Several studies such as the ARIC, the Normative Aging, and the PARTAGE studies have shown that OH is associated with increased risk of coronary events and stroke. In a large Chinese cross-sectional communitybased study, both OH and orthostatic hypotension were associated with stroke and peripheral vascular involvement. In the SPRINT (Systolic Blood Pressure Intervention Trial), an association of OH with a composite CV outcome was found within the intensive treatment group. Recent research from the HARVEST study has shown that an association of OH with CV events may be present also in young individuals.

An independent association of OH with mortality has been found in several studies which included mainly elderly subjects. However negative data have been reported by other investigators. Inconsistencies in methodology and different characteristics of the studied populations may partly explain these conflicting results.

Conclusions

Hypertension guidelines recommend measuring BP on standing only in elderly subjects to prevent the possible detrimental effects of orthostatic hypotension. The increased risk of developing organ damage and CV events in people with OH suggests that BP should be measured in the upright posture also in young individuals with the main aim of detecting a possible exaggerated BPRTS. BP on standing should be measured especially in people with borderline values of office BP in the sitting posture who are more at risk of masked hypertension and OH. Ambulatory BP monitoring data may be acquired to have a more detailed picture of the BP changes during standing. If high average 24-hour BP and/or abnormalities of the diurnal BP rhythm are detected, close follow-up with repeated visits should be implemented and antihypertensive treatment may be considered.
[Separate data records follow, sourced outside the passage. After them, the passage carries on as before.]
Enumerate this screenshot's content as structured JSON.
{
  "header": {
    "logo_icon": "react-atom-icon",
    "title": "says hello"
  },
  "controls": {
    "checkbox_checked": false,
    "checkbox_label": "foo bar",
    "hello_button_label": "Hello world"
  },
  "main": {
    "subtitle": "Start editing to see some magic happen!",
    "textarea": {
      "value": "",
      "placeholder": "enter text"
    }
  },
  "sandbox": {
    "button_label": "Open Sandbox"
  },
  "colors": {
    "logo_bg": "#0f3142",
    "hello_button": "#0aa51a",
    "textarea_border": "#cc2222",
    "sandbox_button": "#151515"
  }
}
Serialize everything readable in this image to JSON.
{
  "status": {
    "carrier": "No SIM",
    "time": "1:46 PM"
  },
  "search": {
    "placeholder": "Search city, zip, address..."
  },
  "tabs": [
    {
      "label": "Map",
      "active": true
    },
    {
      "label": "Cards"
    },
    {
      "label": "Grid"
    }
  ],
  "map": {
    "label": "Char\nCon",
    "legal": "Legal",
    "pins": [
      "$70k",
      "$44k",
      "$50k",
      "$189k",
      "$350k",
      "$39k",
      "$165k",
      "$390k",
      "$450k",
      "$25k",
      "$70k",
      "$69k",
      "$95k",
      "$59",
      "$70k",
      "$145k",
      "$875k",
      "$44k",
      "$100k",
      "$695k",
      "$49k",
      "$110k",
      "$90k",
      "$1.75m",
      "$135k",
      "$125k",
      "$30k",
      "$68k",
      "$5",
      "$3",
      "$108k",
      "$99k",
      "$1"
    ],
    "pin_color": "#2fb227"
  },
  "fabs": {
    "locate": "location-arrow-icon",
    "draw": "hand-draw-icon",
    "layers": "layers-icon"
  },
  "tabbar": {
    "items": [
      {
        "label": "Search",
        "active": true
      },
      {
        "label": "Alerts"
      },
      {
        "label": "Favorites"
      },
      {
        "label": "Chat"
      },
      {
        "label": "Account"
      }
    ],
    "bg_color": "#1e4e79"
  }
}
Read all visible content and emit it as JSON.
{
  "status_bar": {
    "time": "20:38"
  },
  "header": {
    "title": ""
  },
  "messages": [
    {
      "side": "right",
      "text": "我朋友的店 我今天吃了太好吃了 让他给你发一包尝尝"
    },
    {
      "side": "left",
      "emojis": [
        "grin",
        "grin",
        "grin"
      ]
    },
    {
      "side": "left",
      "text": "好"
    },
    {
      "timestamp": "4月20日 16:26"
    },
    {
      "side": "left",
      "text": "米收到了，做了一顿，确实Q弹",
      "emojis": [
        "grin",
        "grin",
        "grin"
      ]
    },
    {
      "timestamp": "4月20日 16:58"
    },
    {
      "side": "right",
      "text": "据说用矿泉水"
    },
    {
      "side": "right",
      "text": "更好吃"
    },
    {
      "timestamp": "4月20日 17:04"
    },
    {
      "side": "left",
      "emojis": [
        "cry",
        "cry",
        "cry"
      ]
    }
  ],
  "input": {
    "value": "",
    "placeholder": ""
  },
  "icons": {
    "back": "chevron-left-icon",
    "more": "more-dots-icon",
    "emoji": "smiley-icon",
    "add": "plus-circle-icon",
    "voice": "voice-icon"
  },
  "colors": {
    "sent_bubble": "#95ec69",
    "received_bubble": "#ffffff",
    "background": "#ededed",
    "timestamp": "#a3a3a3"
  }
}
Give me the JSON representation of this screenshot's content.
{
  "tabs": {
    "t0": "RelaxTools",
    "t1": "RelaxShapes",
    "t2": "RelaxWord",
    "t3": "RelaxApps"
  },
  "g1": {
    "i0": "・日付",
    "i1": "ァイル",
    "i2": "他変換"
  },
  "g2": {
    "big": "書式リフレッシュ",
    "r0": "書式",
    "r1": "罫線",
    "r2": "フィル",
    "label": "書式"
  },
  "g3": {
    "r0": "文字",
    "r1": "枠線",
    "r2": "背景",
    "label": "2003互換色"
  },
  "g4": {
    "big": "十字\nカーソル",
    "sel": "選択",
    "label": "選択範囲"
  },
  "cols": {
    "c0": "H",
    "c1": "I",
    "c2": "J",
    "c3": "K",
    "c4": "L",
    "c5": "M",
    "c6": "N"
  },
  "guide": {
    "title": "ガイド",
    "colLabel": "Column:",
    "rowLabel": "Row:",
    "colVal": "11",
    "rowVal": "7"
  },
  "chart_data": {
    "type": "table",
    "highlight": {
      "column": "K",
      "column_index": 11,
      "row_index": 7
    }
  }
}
Whether a specific antihypertensive treatment should be used in hypertensive patients with OH is not known because no randomised clinical trial has been performed. Treatment with alpha blockers has provided encouraging results, but the lack of definite evidence suggests that subjects with OH should receive the same classes of drug as any other hypertensive patient.

Studies on the clinical and prognostic significance of OH have often been inconsistent due to methodological heterogeneity in definition and diagnosis. The large majority of studies have used systolic BP in evaluating the clinical significance of BPRTS but also diastolic BP reactivity has been investigated often leading to conflicting results. Future research should address the issue of appropriate definitions of BPRST and OH for different age groups.